When I lived in Switzerland in the 80’s, I worked in restaurants with a lot of older Frenchmen, including a former Legionaire who had been with Montgomery. Among the French working class who had lived through WWII, there is a sense that war profiteering is the foulest crime on earth. It is hard to describe the hushed tones they would use and the sense of shame for humanity that would permeate any discussion of the subject. Today, it seems that so many of us would rather turn a blind eye, and assume that that is just how the world works. Well, yes, and there have always been child-molesters and murderers too, but that doesn’t mean I think they’re OK either.
peace,
jim
Halliburton pulled out of Iran late last year.
I haven,t forgotten.
Niether has Bushlite.
Thanks Matt O. – This and Lee Raymond’s $400M retirement plan should just about sum it up. 2,400 dead soldiers and countless dead Iraqis and on it goes.
And Rumsfeld has ties with Gilead which makes the tamiflu vaccine. Insane…
http://en.wikipedia.org/wiki/Tamiflu
Rumsfeld has close ties to Gilead Sciences, rightsholder to the oseltamivir patent. Rumsfeld is a former chairman of Gilead. He owns between 5-25 million in Gilead stock. The rise in Gilead’s share prices from $35-57 per share will have added between 2.5-15.5 million to Rumsfeld’s net worth.
EPUd, but it has to be noted that Halliburton usually subcontracts to firms it owns, who then subcontract further, taking a chunk all the way down the chain.
This story won’t catch amongst people who can’t even imagine the difference between one million and a few BILLION.
Also, take into account that America is a capitalist society. It only makes sense – it is the expected mode of behavior – that people will maximize the benefits for themselves, so long as they can continue to protect their assets.
So what if a few thousand of your country-people to a war they didn’t need to die for – you get rich and the society continues. These guys are essentially freeriders. How soon until another Terrar scare?
jvi_fin
Thanks, I’ll correct it. (Just got home from work)

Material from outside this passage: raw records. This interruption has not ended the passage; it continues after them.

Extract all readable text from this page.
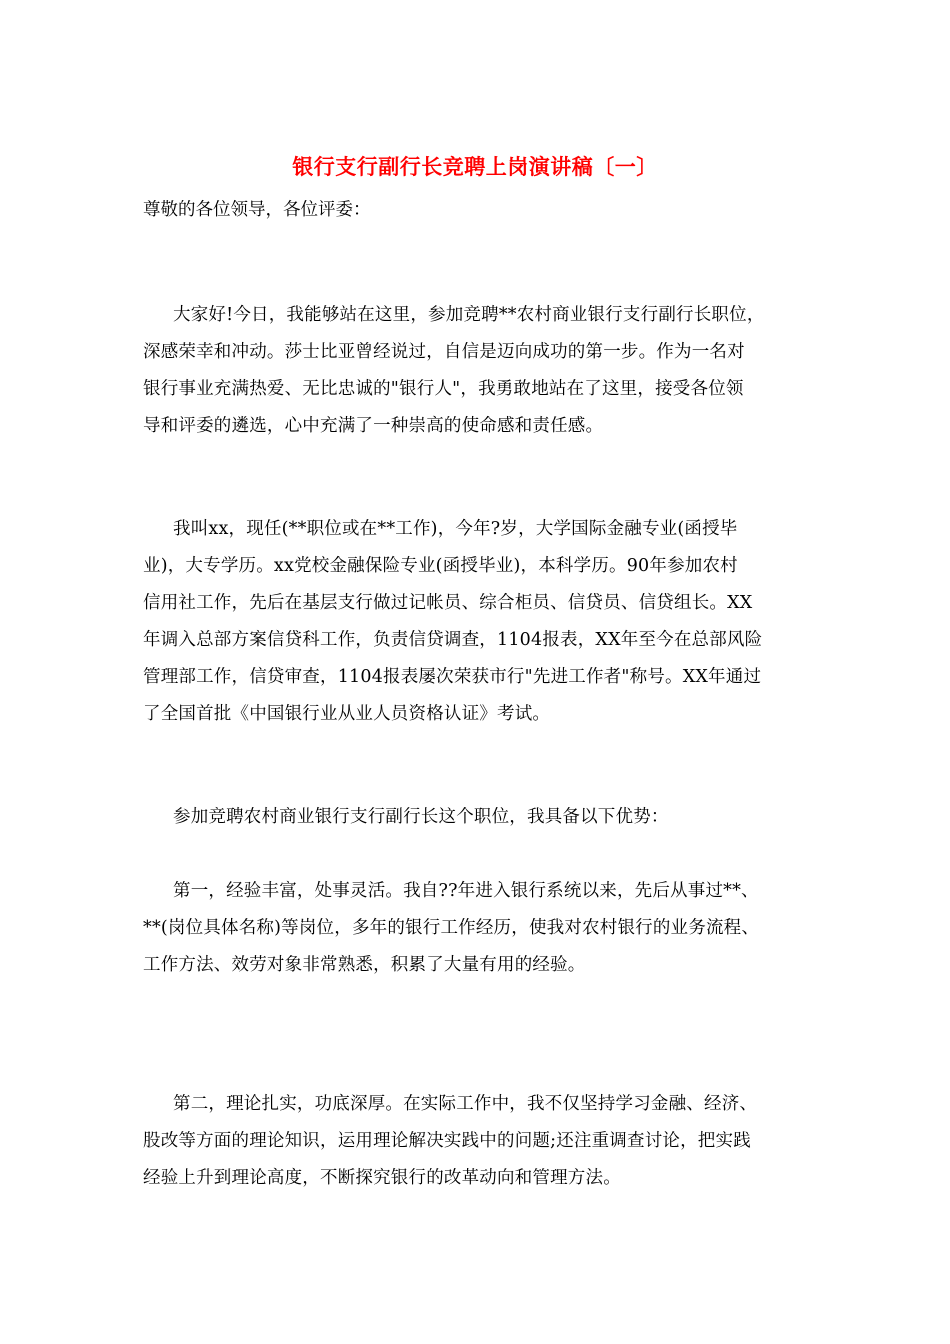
银行支行副行长竞聘上岗演讲稿〔一〕
尊敬的各位领导，各位评委：
大家好!今日，我能够站在这里，参加竞聘**农村商业银行支行副行长职位，
深感荣幸和冲动。莎士比亚曾经说过，自信是迈向成功的第一步。作为一名对
银行事业充满热爱、无比忠诚的"银行人"，我勇敢地站在了这里，接受各位领
导和评委的遴选，心中充满了一种崇高的使命感和责任感。
我叫xx，现任(**职位或在**工作)，今年?岁，大学国际金融专业(函授毕
业)，大专学历。xx党校金融保险专业(函授毕业)，本科学历。90年参加农村
信用社工作，先后在基层支行做过记帐员、综合柜员、信贷员、信贷组长。XX
年调入总部方案信贷科工作，负责信贷调查，1104报表，XX年至今在总部风险
管理部工作，信贷审查，1104报表屡次荣获市行"先进工作者"称号。XX年通过
了全国首批《中国银行业从业人员资格认证》考试。
参加竞聘农村商业银行支行副行长这个职位，我具备以下优势：
第一，经验丰富，处事灵活。我自??年进入银行系统以来，先后从事过**、
**(岗位具体名称)等岗位，多年的银行工作经历，使我对农村银行的业务流程、
工作方法、效劳对象非常熟悉，积累了大量有用的经验。
第二，理论扎实，功底深厚。在实际工作中，我不仅坚持学习金融、经济、
股改等方面的理论知识，运用理论解决实践中的问题;还注重调查讨论，把实践
经验上升到理论高度，不断探究银行的改革动向和管理方法。
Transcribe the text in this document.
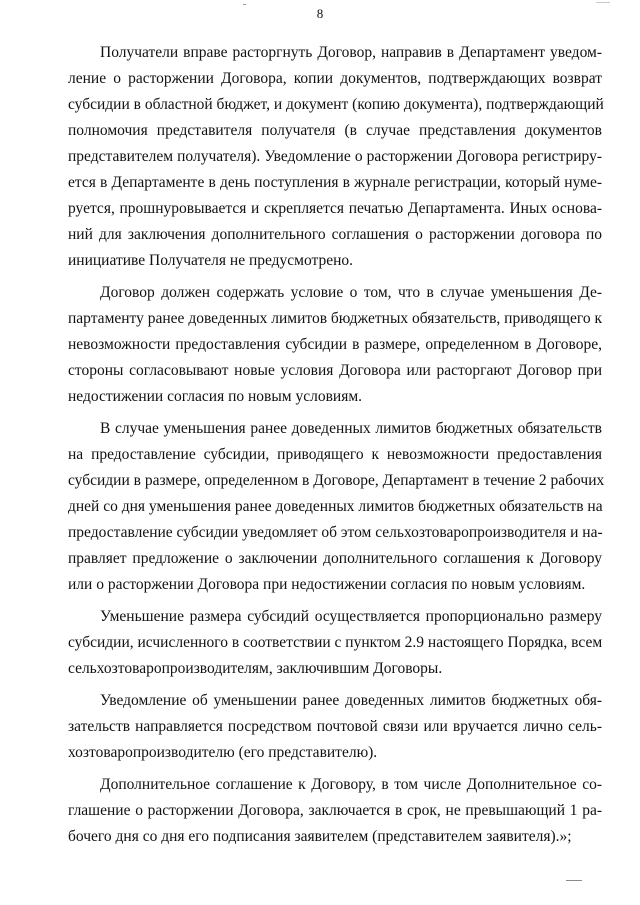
8
Получатели вправе расторгнуть Договор, направив в Департамент уведом-
ление о расторжении Договора, копии документов, подтверждающих возврат
субсидии в областной бюджет, и документ (копию документа), подтверждающий
полномочия представителя получателя (в случае представления документов
представителем получателя). Уведомление о расторжении Договора регистриру-
ется в Департаменте в день поступления в журнале регистрации, который нуме-
руется, прошнуровывается и скрепляется печатью Департамента. Иных основа-
ний для заключения дополнительного соглашения о расторжении договора по
инициативе Получателя не предусмотрено.
Договор должен содержать условие о том, что в случае уменьшения Де-
партаменту ранее доведенных лимитов бюджетных обязательств, приводящего к
невозможности предоставления субсидии в размере, определенном в Договоре,
стороны согласовывают новые условия Договора или расторгают Договор при
недостижении согласия по новым условиям.
В случае уменьшения ранее доведенных лимитов бюджетных обязательств
на предоставление субсидии, приводящего к невозможности предоставления
субсидии в размере, определенном в Договоре, Департамент в течение 2 рабочих
дней со дня уменьшения ранее доведенных лимитов бюджетных обязательств на
предоставление субсидии уведомляет об этом сельхозтоваропроизводителя и на-
правляет предложение о заключении дополнительного соглашения к Договору
или о расторжении Договора при недостижении согласия по новым условиям.
Уменьшение размера субсидий осуществляется пропорционально размеру
субсидии, исчисленного в соответствии с пунктом 2.9 настоящего Порядка, всем
сельхозтоваропроизводителям, заключившим Договоры.
Уведомление об уменьшении ранее доведенных лимитов бюджетных обя-
зательств направляется посредством почтовой связи или вручается лично сель-
хозтоваропроизводителю (его представителю).
Дополнительное соглашение к Договору, в том числе Дополнительное со-
глашение о расторжении Договора, заключается в срок, не превышающий 1 ра-
бочего дня со дня его подписания заявителем (представителем заявителя).»;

EDIT: I guess someone did it for me.
This giant computerized force; HAL for short could suddenly cut off our communications with Earth and shut us all out of the spaceship if it thinks it’s mission is that important – did anyone think of that? We may have to shut down it’s higher center’s. Just leave life support.
Do you read me?
Hello, do you read me?
What do you mean there’s been a failure in the AE-35 unit?
I believe it was Arianna Huffington that disclosed Dick Cheney had options on 499,999 Halliburton shares. So do some multiplication boys and girls.

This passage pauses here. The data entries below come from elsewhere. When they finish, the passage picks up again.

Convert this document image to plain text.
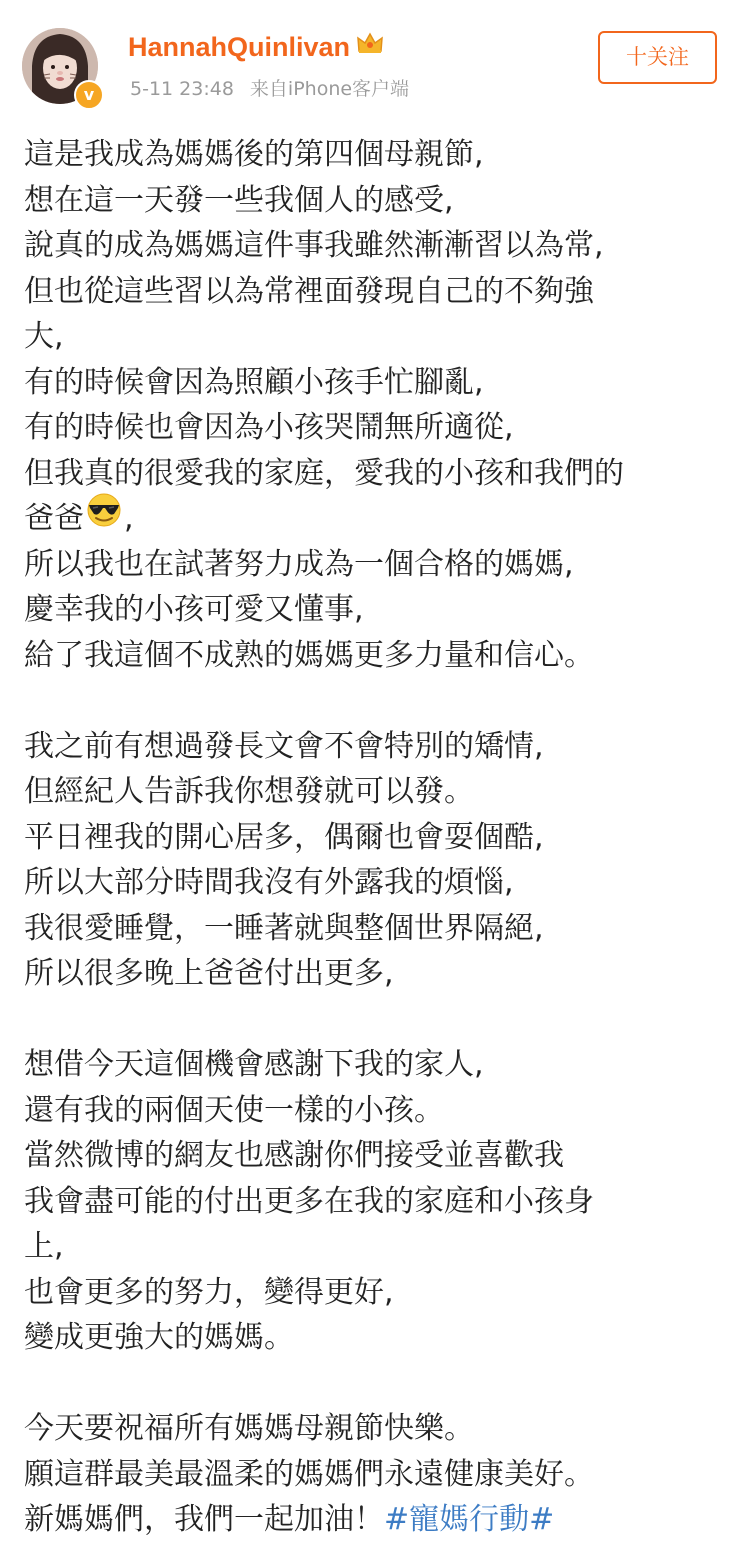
v
HannahQuinlivan
5-11 23:48 来自iPhone客户端
十关注
這是我成為媽媽後的第四個母親節,
想在這一天發一些我個人的感受,
說真的成為媽媽這件事我雖然漸漸習以為常,
但也從這些習以為常裡面發現自己的不夠強
大,
有的時候會因為照顧小孩手忙腳亂,
有的時候也會因為小孩哭鬧無所適從,
但我真的很愛我的家庭，愛我的小孩和我們的
爸爸 ,
所以我也在試著努力成為一個合格的媽媽,
慶幸我的小孩可愛又懂事,
給了我這個不成熟的媽媽更多力量和信心。
我之前有想過發長文會不會特別的矯情,
但經紀人告訴我你想發就可以發。
平日裡我的開心居多，偶爾也會耍個酷,
所以大部分時間我沒有外露我的煩惱,
我很愛睡覺，一睡著就與整個世界隔絕,
所以很多晚上爸爸付出更多,
想借今天這個機會感謝下我的家人,
還有我的兩個天使一樣的小孩。
當然微博的網友也感謝你們接受並喜歡我
我會盡可能的付出更多在我的家庭和小孩身
上,
也會更多的努力，變得更好,
變成更強大的媽媽。
今天要祝福所有媽媽母親節快樂。
願這群最美最溫柔的媽媽們永遠健康美好。
新媽媽們，我們一起加油！#寵媽行動#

more terrific work matt. seeing it all together should help make everyone aware of the size and scope of the problem.. robert greenwald
Ah, languishing in EPU Land…where the kewl kidz hang out…tens and tens of eventual FDL readers…
Correction on #12: Thomas Nast…not Thomas Nash.
http://cartoons.osu.edu/nast/
Hey Sharkbabe! Ever hang out in EPUville?
Christ! They’re not even tryin’ to show any finesse. Pimps in ’70s Blaxploitation flicks showed more ethics and kept a lower profile than these cretins.
Colonel Larry Wilkerson was right when he said “[s]eldom in my life have I met a dumber man.”
Wilkerson sounds right on re: Feith. What did one of the characters say on NYPD? “Don’t commit a crime if you are going to confess to it beforehand.” Or something. Love it. Let’s subpeona Le Feith, darnnit! He sounds like the weakest link in the chain.